Y entonces Briski dedica un párrafo al teatro y a su capacidad para hablar de lo prohibido. Pero después mira fijo a la cronista e interroga: “¿No sería bueno salir a romper bancos?”. “Con el teatro jugamos a configurar el cambio. No solamente a tener un dogma sino a cómo sería la realidad si dijéramos ‘la tierra es de quien la trabaja’ o ‘no hay herencia’ o ‘somos todos iguales’. Esa concepción en el capitalismo no existe.”
–Ha dicho que el teatro no cambia nada. ¿Y en la villa? ¿Cambia algo?
–Es bueno el ejemplo. Esta noche tengo ensayo de La empanada verde. La hace un grupo de alumnos que hizo un relevamiento en la Villa 21. Es muy interesante la obra: una de las señoras que vive ahí es acosada políticamente. Vienen el católico, la izquierda, Macri, La Cámpora... y como hace empanadas, vienen a ver si se pueden llevar alguna. Está basada en un relevamiento fehaciente: hay un acoso a la pobreza impresionante. De pronto aparecen los regalitos, el ladrillo hueco; cloacas no, no aparecen.
–¿Cuándo fue la primera vez que hizo teatro en un contexto como ése?
–Fue cerca de donde estamos ahora, en La Rotonda Varela. En ese momento no había semáforos, ahora tampoco; hay algunos. La obra tuvo muchísimo éxito y ahí nos avivamos de la potencia del teatro. El compañero de base que nos llevó era de Vanguardia Comunista, Gómez. Se exilió y falleció hace poco. El intendente nos decía que no se podían poner semáforos porque el barrio no existía en catastro como superficie poblada... ¡pero vivían 40 mil personas ahí! Eran dos intendentes, los dos actores eran buenos. Hablaban al unísono y decían lo mismo. O un poco fuera de sincro. El barrio decidió cortar la calle. Me pasó varias veces: es la discontinuidad. Hay algo que no vas a estar controlando. El teatro podría promover ese tipo de acciones, que tal vez hubiesen pasado igual, pero en otra temporalidad. El teatro tiene capacidad de producir movilización con más velocidad. Y produce la fiesta. Era lindo, alegre. Después se les ocurrió poner cajones de fruta en la calle, representando a los muertos. Habían muerto 38, 40 por el semáforo, más los perros. La más extraordinaria experiencia fue en Santa Fe cuando tomamos el Paraninfo, después de hacer una obra en una autopista, en 1972, 1973. Vino la policía y dijimos: “Acá cagamos”. Paramos un tren que venía de no sé dónde, lleno de manzanas.

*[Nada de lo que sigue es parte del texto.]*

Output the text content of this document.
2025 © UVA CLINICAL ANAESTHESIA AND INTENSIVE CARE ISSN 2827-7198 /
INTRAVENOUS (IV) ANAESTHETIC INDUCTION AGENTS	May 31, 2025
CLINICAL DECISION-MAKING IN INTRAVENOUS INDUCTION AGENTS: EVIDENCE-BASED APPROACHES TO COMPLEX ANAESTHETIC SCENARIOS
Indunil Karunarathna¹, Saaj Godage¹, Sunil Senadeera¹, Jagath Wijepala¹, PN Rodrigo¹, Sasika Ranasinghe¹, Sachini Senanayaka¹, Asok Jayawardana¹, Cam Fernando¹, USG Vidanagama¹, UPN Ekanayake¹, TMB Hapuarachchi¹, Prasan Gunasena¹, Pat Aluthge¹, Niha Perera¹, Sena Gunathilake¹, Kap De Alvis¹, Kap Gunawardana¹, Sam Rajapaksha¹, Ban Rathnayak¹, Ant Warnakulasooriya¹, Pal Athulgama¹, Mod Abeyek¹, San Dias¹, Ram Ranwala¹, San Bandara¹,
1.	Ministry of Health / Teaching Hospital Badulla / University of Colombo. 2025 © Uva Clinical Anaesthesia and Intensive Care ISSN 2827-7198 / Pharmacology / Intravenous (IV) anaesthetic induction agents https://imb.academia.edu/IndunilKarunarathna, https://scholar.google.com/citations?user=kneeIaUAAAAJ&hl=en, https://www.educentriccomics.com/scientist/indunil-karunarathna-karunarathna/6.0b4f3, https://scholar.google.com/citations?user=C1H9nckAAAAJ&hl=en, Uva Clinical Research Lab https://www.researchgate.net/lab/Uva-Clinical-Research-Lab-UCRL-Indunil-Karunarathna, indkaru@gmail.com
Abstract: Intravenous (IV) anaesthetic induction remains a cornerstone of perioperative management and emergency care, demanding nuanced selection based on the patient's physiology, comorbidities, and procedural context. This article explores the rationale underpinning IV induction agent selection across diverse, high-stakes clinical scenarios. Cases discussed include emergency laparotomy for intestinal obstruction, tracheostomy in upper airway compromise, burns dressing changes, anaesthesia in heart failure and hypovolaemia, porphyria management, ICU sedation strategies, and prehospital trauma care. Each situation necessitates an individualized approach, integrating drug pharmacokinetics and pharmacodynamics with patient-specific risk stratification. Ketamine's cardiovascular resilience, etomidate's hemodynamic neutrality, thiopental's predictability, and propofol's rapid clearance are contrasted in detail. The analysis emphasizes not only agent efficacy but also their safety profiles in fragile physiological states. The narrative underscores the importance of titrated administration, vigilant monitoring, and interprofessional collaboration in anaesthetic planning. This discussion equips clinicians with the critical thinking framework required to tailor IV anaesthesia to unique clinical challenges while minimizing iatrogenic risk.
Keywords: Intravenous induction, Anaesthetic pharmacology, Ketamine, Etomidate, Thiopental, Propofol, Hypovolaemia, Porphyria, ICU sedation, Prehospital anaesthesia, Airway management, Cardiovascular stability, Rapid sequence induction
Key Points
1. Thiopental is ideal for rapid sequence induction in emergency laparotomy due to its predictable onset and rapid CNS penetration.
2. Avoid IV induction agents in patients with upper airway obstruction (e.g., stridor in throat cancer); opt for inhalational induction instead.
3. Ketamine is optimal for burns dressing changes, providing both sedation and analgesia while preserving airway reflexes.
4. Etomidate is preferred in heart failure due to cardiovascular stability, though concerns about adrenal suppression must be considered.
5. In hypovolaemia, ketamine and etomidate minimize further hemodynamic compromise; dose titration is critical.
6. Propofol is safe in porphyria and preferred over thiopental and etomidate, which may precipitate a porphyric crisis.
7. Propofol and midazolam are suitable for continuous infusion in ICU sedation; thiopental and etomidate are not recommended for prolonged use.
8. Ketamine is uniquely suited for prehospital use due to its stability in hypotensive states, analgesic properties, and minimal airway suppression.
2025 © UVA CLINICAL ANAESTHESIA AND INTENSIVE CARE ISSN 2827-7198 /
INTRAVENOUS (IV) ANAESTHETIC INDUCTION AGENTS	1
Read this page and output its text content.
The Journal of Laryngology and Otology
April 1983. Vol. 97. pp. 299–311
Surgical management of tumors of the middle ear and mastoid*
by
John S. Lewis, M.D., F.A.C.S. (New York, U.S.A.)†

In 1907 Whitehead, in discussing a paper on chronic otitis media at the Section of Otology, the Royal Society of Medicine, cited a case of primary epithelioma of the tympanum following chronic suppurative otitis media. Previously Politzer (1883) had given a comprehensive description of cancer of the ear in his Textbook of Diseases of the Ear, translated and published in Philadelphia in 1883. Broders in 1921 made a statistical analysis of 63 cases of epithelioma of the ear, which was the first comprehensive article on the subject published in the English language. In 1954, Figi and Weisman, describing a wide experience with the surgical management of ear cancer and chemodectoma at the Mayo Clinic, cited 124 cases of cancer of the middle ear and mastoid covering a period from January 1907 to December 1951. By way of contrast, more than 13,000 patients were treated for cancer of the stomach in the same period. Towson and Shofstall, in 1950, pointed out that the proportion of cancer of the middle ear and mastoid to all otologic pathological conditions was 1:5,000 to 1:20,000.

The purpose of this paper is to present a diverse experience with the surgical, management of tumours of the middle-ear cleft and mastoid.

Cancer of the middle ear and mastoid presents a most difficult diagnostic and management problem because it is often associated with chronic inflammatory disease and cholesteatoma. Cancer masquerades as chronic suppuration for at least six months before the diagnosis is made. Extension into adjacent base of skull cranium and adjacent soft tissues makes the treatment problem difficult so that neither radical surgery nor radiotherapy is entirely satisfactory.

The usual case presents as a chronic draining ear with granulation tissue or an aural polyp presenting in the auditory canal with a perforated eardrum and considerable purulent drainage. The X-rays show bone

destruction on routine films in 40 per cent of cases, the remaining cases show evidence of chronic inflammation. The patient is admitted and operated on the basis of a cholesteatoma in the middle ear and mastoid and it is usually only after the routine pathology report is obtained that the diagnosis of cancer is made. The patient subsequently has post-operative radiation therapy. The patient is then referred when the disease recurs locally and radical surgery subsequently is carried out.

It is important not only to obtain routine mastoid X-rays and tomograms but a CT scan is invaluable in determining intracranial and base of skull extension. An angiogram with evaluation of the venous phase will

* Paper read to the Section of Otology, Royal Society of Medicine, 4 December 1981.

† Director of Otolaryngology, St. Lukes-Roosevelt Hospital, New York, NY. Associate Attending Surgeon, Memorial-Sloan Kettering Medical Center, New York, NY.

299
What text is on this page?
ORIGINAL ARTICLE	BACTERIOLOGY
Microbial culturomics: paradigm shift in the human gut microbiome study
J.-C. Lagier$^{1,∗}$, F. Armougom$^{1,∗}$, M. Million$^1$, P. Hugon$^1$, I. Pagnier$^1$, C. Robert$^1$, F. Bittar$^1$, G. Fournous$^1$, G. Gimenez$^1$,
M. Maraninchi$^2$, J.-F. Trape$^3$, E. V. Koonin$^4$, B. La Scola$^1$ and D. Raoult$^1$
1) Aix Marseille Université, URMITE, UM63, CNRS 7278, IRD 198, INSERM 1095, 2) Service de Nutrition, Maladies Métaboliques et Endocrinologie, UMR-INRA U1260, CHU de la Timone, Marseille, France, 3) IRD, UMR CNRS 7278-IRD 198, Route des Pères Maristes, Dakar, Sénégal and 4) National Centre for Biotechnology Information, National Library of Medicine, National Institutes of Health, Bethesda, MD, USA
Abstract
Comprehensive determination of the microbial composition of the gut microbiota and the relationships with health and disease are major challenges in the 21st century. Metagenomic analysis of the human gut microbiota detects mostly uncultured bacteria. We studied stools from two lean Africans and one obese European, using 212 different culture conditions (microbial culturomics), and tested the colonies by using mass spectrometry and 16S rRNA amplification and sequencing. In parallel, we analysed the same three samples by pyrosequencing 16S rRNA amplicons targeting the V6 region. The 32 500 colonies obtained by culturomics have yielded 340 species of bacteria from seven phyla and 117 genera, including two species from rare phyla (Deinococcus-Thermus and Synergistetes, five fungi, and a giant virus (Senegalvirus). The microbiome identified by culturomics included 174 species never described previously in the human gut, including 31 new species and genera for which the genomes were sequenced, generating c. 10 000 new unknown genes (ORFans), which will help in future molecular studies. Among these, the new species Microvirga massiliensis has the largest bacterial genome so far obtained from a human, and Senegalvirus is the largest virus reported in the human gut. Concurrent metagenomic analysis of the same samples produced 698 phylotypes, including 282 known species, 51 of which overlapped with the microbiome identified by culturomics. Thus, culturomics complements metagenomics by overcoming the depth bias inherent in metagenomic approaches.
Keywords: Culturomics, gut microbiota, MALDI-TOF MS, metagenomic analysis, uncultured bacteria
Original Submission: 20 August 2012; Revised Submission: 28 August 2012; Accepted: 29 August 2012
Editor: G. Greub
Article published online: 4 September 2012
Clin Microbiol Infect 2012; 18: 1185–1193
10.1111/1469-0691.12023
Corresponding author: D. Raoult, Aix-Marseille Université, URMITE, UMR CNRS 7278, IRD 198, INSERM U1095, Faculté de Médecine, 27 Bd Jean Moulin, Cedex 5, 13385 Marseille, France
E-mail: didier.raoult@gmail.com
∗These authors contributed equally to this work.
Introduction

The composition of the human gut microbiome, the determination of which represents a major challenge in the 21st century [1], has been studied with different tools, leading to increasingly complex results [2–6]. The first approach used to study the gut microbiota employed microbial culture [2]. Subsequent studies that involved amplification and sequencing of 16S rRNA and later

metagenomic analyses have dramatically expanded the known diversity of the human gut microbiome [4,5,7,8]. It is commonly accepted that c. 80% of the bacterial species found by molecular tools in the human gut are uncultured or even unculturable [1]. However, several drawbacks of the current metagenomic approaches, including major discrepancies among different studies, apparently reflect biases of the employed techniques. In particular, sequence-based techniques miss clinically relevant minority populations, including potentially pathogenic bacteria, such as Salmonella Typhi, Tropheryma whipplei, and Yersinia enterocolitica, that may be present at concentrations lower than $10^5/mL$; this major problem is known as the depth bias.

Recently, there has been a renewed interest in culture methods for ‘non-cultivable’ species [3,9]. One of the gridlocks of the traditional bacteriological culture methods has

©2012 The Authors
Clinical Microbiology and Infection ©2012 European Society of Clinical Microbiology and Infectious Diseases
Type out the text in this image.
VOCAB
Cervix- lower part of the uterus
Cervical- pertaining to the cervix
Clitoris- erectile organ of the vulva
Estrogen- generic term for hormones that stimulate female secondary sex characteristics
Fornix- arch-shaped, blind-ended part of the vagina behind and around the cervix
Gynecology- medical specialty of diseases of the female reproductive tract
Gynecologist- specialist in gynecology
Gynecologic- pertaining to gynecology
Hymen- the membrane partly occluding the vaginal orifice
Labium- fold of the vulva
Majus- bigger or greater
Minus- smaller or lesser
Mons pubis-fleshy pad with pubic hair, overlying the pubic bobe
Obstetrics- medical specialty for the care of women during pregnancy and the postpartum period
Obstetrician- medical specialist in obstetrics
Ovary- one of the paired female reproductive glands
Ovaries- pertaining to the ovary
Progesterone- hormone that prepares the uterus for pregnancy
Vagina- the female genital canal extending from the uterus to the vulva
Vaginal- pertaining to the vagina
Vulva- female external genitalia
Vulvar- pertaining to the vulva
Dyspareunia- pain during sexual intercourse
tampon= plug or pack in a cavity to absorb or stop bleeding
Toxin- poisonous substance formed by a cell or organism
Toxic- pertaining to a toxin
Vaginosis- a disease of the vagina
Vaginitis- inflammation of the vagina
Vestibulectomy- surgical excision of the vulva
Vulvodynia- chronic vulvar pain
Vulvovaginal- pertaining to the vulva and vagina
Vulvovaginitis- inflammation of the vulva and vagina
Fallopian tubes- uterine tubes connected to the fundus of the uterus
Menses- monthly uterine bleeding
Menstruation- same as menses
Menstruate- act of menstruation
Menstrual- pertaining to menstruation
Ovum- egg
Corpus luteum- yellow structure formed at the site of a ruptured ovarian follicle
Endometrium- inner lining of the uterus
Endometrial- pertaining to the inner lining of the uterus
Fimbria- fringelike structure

–¿Cómo es su relación con las personas cuando trabaja en las villas?
–Cambió; yo antes era un actor popular. Hoy tengo otra vinculación. Dicen: “Ahí viene el tío que es entendido en teatro y quiere ayudar”. Cambió la cosa del ídolo, del star. Cuesta mucho digerir dónde está el teatro en la Argentina. Es tanto... en mi época no era así. Todos los grupos están, pareciera, en un juego sensual posmoderno. Y después estamos los “experimentosos”, los que hacemos obras de laboratorio.
–Es cierto, tuvo sus momentos de fama. Pero prefirió quedarse en los bordes...
–Sí. Y no me dedico a saber por qué estoy acá. Si tuviese alguna duda, me preocupo para que se aclare, con compañeros que saben o entienden más de este asunto que yo. O incluso con algún psicólogo. Pero no me propongo ser un ente ético: me aburro totalmente.
–¿Está preparando alguna otra obra de laboratorio?
–Estamos ensayando Ricardo III, una nueva versión. En la obra de Shakespeare, Ricardo III es un hijo de puta, un sanguinario. Tengo (como alumna) a una profesora de Historia. Y empezamos a estudiar. La traemos a los ensayos, averiguamos tantas cosas que nos sorprende el desconocimiento. Ricardo III fue el creador de dos universidades. Después nos enteramos de que Shakespeare hablaba muy mal de Juana de Arco. Te enterás de que fue un agente de la corte: por eso no lo encerraron nunca. Ricardo III fue protector del teatro, por primera vez en la historia de Inglaterra; hasta entonces el teatro era diabólico, pagano y se lo perseguía. Armamos la reconstrucción de un rey inglés: no hay analogía con la Argentina. Acá no tuvimos reyes, sí alcahuetes y virreyes. Bueno, hubo un rey en la Patagonia. Francés era, y no era tan malo como tipo. Lo mata una americana, una pistolera. Nuestra obra será una revisión del personaje. Aparecerá todo lo que no está en Shakespeare. La parte de atrás.
* Las 50 nereidas se presenta los viernes a las 22, y El barro se subleva los sábados a las 22, en Caliban, México 1428, PB 5.